Environs de Roubaix

À la recherche de chefs scouts

Publié le 22/08/2009 à 00h00

Pas de tentes « deux secondes ». Pas de gaz pour cuisiner. Les scouts de France préfèrent le système D. Antoine et Philippe nous expliquent pourquoi et en profitent pour recruter.

À la recherche de chefs scouts
Pas de tentes « deux secondes ». Pas de gaz pour cuisiner. Les scouts de France préfèrent le système D. Antoine et Philippe nous expliquent pourquoi et en profitent pour recruter.


AURÉLIE JOBARD > aurelie.jobard@nordeclair.fr
Pourquoi n'utilisent-ils pas cette bouteille de gaz plutôt que de faire des allers-retours dans les bois pour préparer un feu ? Pour rien au monde ils ne laisseraient filer cette occasion. Philippe, 18 ans, et Antoine, 19 ans, aiment se retrouver en pleine nature livrés à eux-mêmes.
« C'est l'aventure et puis tu apprécies beaucoup plus ton repas lorsque tu l'as préparé sur un feu », expliquent les compères.

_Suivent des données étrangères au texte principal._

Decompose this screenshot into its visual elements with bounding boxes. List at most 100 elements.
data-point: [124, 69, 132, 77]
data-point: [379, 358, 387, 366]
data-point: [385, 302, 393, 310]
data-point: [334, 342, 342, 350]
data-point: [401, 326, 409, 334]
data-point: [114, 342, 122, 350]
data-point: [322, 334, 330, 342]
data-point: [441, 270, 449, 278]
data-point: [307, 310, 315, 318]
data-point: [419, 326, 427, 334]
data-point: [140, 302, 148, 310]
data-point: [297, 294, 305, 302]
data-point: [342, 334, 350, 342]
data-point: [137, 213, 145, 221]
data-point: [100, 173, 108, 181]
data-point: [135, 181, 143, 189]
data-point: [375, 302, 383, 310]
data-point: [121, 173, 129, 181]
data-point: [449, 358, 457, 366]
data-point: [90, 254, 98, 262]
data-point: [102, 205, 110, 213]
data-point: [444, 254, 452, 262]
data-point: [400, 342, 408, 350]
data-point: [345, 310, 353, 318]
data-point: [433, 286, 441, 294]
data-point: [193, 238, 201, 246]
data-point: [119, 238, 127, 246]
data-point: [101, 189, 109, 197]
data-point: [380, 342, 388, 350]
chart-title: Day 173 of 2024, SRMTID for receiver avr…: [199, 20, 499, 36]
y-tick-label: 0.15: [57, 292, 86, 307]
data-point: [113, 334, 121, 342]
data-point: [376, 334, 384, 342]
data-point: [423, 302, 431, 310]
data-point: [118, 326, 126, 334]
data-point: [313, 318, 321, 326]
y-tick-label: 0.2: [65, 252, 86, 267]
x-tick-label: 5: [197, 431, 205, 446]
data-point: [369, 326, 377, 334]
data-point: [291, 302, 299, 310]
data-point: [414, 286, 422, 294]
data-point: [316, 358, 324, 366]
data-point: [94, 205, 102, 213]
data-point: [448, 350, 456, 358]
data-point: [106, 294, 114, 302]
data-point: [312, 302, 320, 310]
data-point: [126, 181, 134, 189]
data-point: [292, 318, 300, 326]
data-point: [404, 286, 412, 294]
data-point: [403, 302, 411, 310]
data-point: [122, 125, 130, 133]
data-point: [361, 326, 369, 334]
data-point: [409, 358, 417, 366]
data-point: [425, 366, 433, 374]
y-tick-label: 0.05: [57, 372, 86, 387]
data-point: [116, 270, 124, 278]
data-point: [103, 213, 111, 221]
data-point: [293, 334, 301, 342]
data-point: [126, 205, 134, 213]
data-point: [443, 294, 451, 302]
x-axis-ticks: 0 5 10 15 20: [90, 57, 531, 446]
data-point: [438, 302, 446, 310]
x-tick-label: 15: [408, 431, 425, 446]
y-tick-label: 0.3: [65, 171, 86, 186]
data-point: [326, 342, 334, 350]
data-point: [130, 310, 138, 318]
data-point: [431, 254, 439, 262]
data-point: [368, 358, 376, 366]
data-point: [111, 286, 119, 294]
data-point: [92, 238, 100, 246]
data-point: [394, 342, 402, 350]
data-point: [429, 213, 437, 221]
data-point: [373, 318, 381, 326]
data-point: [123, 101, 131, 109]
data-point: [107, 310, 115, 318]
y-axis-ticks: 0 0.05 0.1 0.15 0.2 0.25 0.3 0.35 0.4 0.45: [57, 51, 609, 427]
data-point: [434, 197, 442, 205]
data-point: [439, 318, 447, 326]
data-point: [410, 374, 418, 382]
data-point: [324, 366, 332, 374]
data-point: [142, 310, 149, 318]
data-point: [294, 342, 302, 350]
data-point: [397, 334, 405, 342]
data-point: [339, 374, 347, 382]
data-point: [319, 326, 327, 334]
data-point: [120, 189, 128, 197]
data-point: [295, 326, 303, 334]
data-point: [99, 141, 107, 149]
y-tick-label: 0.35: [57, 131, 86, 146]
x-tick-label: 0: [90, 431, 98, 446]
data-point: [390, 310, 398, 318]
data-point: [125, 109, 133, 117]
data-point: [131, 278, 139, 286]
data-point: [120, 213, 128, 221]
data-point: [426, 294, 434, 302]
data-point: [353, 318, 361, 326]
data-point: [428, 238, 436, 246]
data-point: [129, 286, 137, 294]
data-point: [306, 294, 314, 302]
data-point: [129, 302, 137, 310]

Longtemps scouts, ils sont aujourd'hui chefs. Ils voient ainsi une autre facette et avouent être agréablement surpris : « Nous apprenons toute la pédagogie ». Eh oui, chez les scouts, elle est essentielle. « Ce n'est pas comme en centre de loisirs. Les enfants ne font pas que jouer, ils s'investissent dans les tâches quotidiennes ». Dès cette semaine, 24 louveteaux âgés entre 8 et 12 ans se testeront.
Vaisselle, préparation des repas, montage des tentes, ils mettront en pratique ce qu'ils ont appris durant les deux week-ends vécus dans l'année : « Ils sont jeunes, alors avant de partir en camps nous leur proposons de s'exercer », commentent Philippe et Antoine.
D'ici quelques jours, ils prendront la direction d'Oye-Plage en bus et monteront leurs camps sur le terrain d'un particulier : « Lorsque tu es chef, tu t'occupes de tout. Nous avons donc cherché un site. Heureusement, nous avons été encadrés par une accompagnatrice car nous avions du mal à trouver », explique Philippe.
Lui est en maths sup. Beaucoup de boulot assure-t-il, mais il aurait du mal à quitter son poste de chef : « Nous vivons beaucoup de choses. Nous apprenons à vivre en communauté. Nous partageons des moments de prière même si tu n'es pas obligé. Nous accueillons aussi des musulmans » .
Antoine lui aussi est tombé dans le mouvement scout très jeune mais l'année prochaine il devra laisser sa chemise et son foulard de chef au placard. « Je pars à l'étranger. Nous recherchons d'ailleurs des chefs scouts car nous sommes plusieurs à partir ».
Philippe assure qu'il s'agit d'une expérience hors norme et qu'il n'est pas nécessaire d'avoir été scout auparavant : « Je connais une fille qui est devenue cheftaine alors qu'elle ne connaissait pas le mouvement. Elle adore et ça se passe très bien ». Mieux vaut toutefois être motivé car tous sont bénévoles. « C'est vrai que lorsque tu as été scout, tu as sans doute plus envie de donner un petit coup de main en devenant chef », glissent Philippe et Antoine.
Pendant une semaine, les deux amis vont aux côtés de trois autres encadrants entourés les louveteaux. Loin des clichés, ils leur apprendront tout simplement la vie, le respect ou l'entraide.